“Didn’t say she went down on you,” Sam said, just loud enough for me to catch it.
“Really, Sam?”
“Really, Justin.” She paused, peeled the banana, and shoved it in her mouth, bobbing her head up and down as if she were blowing it. Then she winked. “Just like that to anyone that pays attention to her.”
I didn’t answer right away. The sight of Sam easily slipping most of the banana down her throat had caught me by surprise. Not that it should have. Sam not only dressed like a guy, but also had a dirtier mouth and mind then most of the ones I knew. She ruined the image by biting the tip off.
Collecting myself, I went on the defensive. “Look, Jen’s like me. She was raised to take sex seriously and that’s why we haven’t done anything yet. She thinks you should only have sex once you really care about the other person.”
“She’s a very caring person.”
“Knock it off, Samantha!” She was pissing me off at this point.
“Samantha?” She grinned. “You never call me that. Truth hurt?”
“Why do you care? You’ve done nothing but rag on Jen since I started going out with her. You say she’s stuck up and slutty and you barely know her. What’s your problem?”
“That I care about you and think you’re getting used.” Sam took the last bite of the banana and tossed the peel into her backpack. “Look at today. She’s this big green freak and says Earth Day is such a big deal, but you’re here and where is she?”
“She’s in Jamestown cleaning up the cove. She doesn’t have a lot of people helping, so she spread us out.”
“Yeah, she’s spreading all right. My sister says her ex-boyfriend is part of the cleanup. I think he’s …” She snapped her fingers. “At the beach. You can think what you want, but there’s no way in hell she isn’t fucking Rob and who knows who else. She’s using you, Justin, but I guess you’ll have to find that out yourself.”
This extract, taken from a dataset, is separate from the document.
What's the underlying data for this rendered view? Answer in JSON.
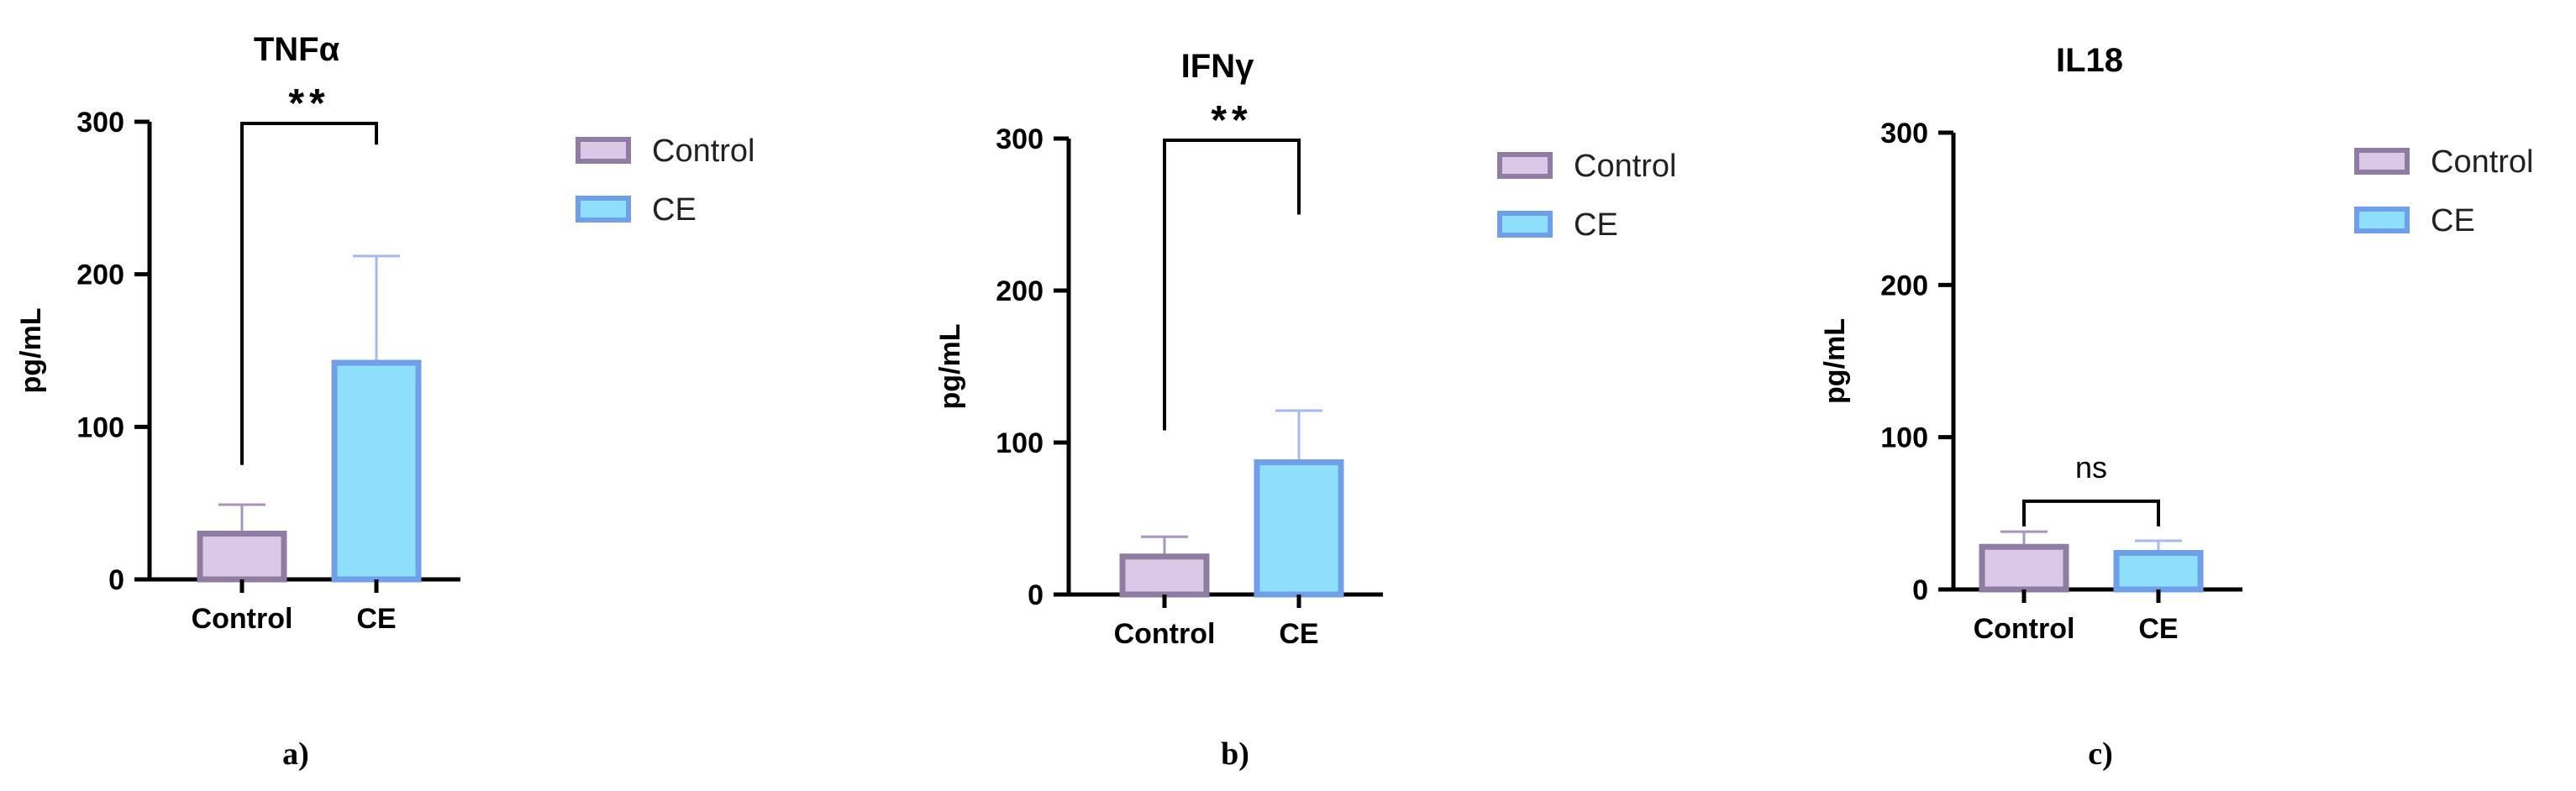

I stared at her and frowned. I had heard Jen’s ex, Rob, was sniffing around, but whenever I mentioned it she got mad and said I was acting jealous and shouldn’t worry. When I’d pushed, Jen had brought up Sam and how much time I spent with her and how she wasn’t jealous.
Watching Sam unwrap a peanut butter and jelly sandwich and begin eating, I recalled how I had told Jen that Sam and I had been best friends since middle school, and that we’d never been more.
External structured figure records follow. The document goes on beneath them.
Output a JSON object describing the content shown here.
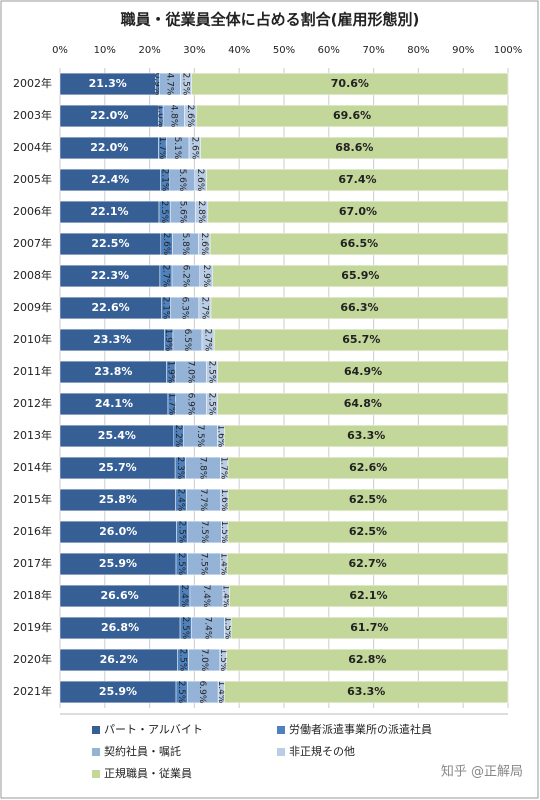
{
  "chart_data": {
    "type": "stacked-bar-horizontal",
    "title": "職員・従業員全体に占める割合(雇用形態別)",
    "categories": [
      "2002年",
      "2003年",
      "2004年",
      "2005年",
      "2006年",
      "2007年",
      "2008年",
      "2009年",
      "2010年",
      "2011年",
      "2012年",
      "2013年",
      "2014年",
      "2015年",
      "2016年",
      "2017年",
      "2018年",
      "2019年",
      "2020年",
      "2021年"
    ],
    "series": [
      {
        "name": "パート・アルバイト",
        "color": "#365f96",
        "values": [
          21.3,
          22.0,
          22.0,
          22.4,
          22.1,
          22.5,
          22.3,
          22.6,
          23.3,
          23.8,
          24.1,
          25.4,
          25.7,
          25.8,
          26.0,
          25.9,
          26.6,
          26.8,
          26.2,
          25.9
        ],
        "value_labels": [
          "21.3%",
          "22.0%",
          "22.0%",
          "22.4%",
          "22.1%",
          "22.5%",
          "22.3%",
          "22.6%",
          "23.3%",
          "23.8%",
          "24.1%",
          "25.4%",
          "25.7%",
          "25.8%",
          "26.0%",
          "25.9%",
          "26.6%",
          "26.8%",
          "26.2%",
          "25.9%"
        ]
      },
      {
        "name": "労働者派遣事業所の派遣社員",
        "color": "#4f81bd",
        "values": [
          0.9,
          1.0,
          1.7,
          2.1,
          2.5,
          2.6,
          2.7,
          2.1,
          1.9,
          1.9,
          1.7,
          2.2,
          2.3,
          2.4,
          2.5,
          2.5,
          2.4,
          2.5,
          2.5,
          2.5
        ],
        "value_labels": [
          "0.9%",
          "1.0%",
          "1.7%",
          "2.1%",
          "2.5%",
          "2.6%",
          "2.7%",
          "2.1%",
          "1.9%",
          "1.9%",
          "1.7%",
          "2.2%",
          "2.3%",
          "2.4%",
          "2.5%",
          "2.5%",
          "2.4%",
          "2.5%",
          "2.5%",
          "2.5%"
        ]
      },
      {
        "name": "契約社員・嘱託",
        "color": "#95b3d7",
        "values": [
          4.7,
          4.8,
          5.1,
          5.6,
          5.6,
          5.8,
          6.2,
          6.3,
          6.5,
          7.0,
          6.9,
          7.5,
          7.8,
          7.7,
          7.5,
          7.5,
          7.4,
          7.4,
          7.0,
          6.9
        ],
        "value_labels": [
          "4.7%",
          "4.8%",
          "5.1%",
          "5.6%",
          "5.6%",
          "5.8%",
          "6.2%",
          "6.3%",
          "6.5%",
          "7.0%",
          "6.9%",
          "7.5%",
          "7.8%",
          "7.7%",
          "7.5%",
          "7.5%",
          "7.4%",
          "7.4%",
          "7.0%",
          "6.9%"
        ]
      },
      {
        "name": "非正規その他",
        "color": "#b9cde5",
        "values": [
          2.5,
          2.6,
          2.6,
          2.6,
          2.8,
          2.6,
          2.9,
          2.7,
          2.7,
          2.5,
          2.5,
          1.6,
          1.7,
          1.6,
          1.5,
          1.4,
          1.4,
          1.5,
          1.5,
          1.4
        ],
        "value_labels": [
          "2.5%",
          "2.6%",
          "2.6%",
          "2.6%",
          "2.8%",
          "2.6%",
          "2.9%",
          "2.7%",
          "2.7%",
          "2.5%",
          "2.5%",
          "1.6%",
          "1.7%",
          "1.6%",
          "1.5%",
          "1.4%",
          "1.4%",
          "1.5%",
          "1.5%",
          "1.4%"
        ]
      },
      {
        "name": "正規職員・従業員",
        "color": "#c4d79b",
        "values": [
          70.6,
          69.6,
          68.6,
          67.4,
          67.0,
          66.5,
          65.9,
          66.3,
          65.7,
          64.9,
          64.8,
          63.3,
          62.6,
          62.5,
          62.5,
          62.7,
          62.1,
          61.7,
          62.8,
          63.3
        ],
        "value_labels": [
          "70.6%",
          "69.6%",
          "68.6%",
          "67.4%",
          "67.0%",
          "66.5%",
          "65.9%",
          "66.3%",
          "65.7%",
          "64.9%",
          "64.8%",
          "63.3%",
          "62.6%",
          "62.5%",
          "62.5%",
          "62.7%",
          "62.1%",
          "61.7%",
          "62.8%",
          "63.3%"
        ]
      }
    ],
    "xlim": [
      0,
      100
    ],
    "xticks": [
      {
        "value": 0,
        "label": "0%"
      },
      {
        "value": 10,
        "label": "10%"
      },
      {
        "value": 20,
        "label": "20%"
      },
      {
        "value": 30,
        "label": "30%"
      },
      {
        "value": 40,
        "label": "40%"
      },
      {
        "value": 50,
        "label": "50%"
      },
      {
        "value": 60,
        "label": "60%"
      },
      {
        "value": 70,
        "label": "70%"
      },
      {
        "value": 80,
        "label": "80%"
      },
      {
        "value": 90,
        "label": "90%"
      },
      {
        "value": 100,
        "label": "100%"
      }
    ],
    "grid": true,
    "legend": "bottom",
    "watermark": "知乎 @正解局"
  }
}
Jen had insisted that was because that’s how I saw it, claiming Sam had a thing for me, that I was too naïve to see it. Just like Sam was telling me I was naïve thinking Jen was waiting for the right time with me.
I was well aware I tended to take people at face value and was a little too trusting; but in these cases I was right. Sam was a good friend and had zero interest in being anything but, just as I had no interest in her as a girl.
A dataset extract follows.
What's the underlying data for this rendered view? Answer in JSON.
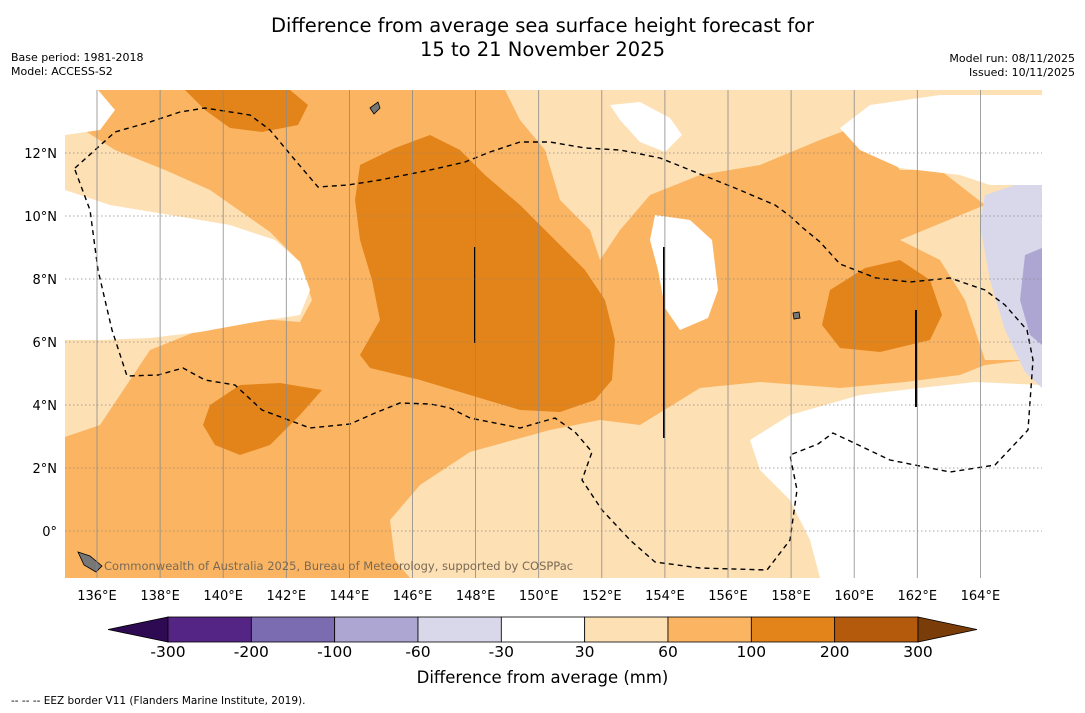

I was also sure Jen wasn’t fucking around. Unlike me, Jen had been with someone before, and most likely more than just Ron. Then again, I was the only person my age I knew who hadn’t been with anyone.
But after my mother had discovered my asshole father had been fucking anything in sight for years, she raised me to believe that sex should be special the first time, with someone who meant something.